Sånt händer inte här (This Can’t Happen Here/High Tension). 1950. Sweden. Directed by Ingmar Bergman. Screenplay by Herbert Grevenius. With Signe Hasso, Alf Kjellin, Ulf Palme. In Swedish; English subtitles. 85 min.
A young Ingmar Bergman’s stab at the Cold War spy thriller, This Can’t Happen Here (aka High Tension) has been virtually unseen for more than a half century. The film’s darkling atmosphere of espionage, and its on-location photography throughout Stockholm by the great Gunnar Fischer, makes it both a fascinating outlier in the filmmaker’s career and a strangely alluring collision of noir, propaganda, satire, and slapstick.

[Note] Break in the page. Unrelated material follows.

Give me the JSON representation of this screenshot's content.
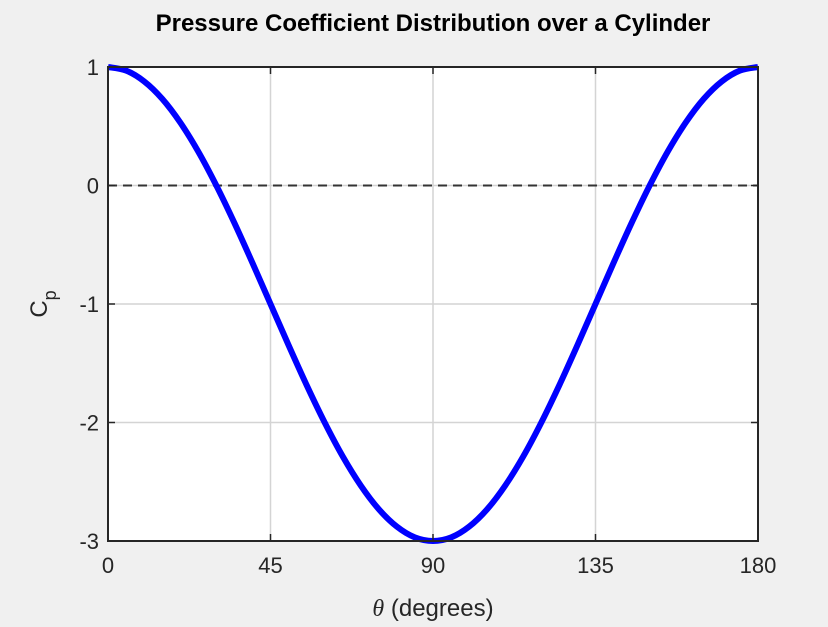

Throughout his life, Bergman dismissed This Can’t Happen Here as a naïve attempt at anti-communist allegory—he realized four days into shooting that the “lives and experiences” of the exiled Baltic actors playing the film’s refugees were far richer in cinematic possibility than the “unevenly developed intrigue” of the plot—and he refused to let it be included in retrospectives. Today, on the centenary of the filmmaker’s birth, we can judge This Can’t Happen Here for ourselves: Thanks to Svensk Filmindustri and the Bergman family, MoMA presents an exclusive theatrical run of the Swedish Film Institute’s new digital restoration.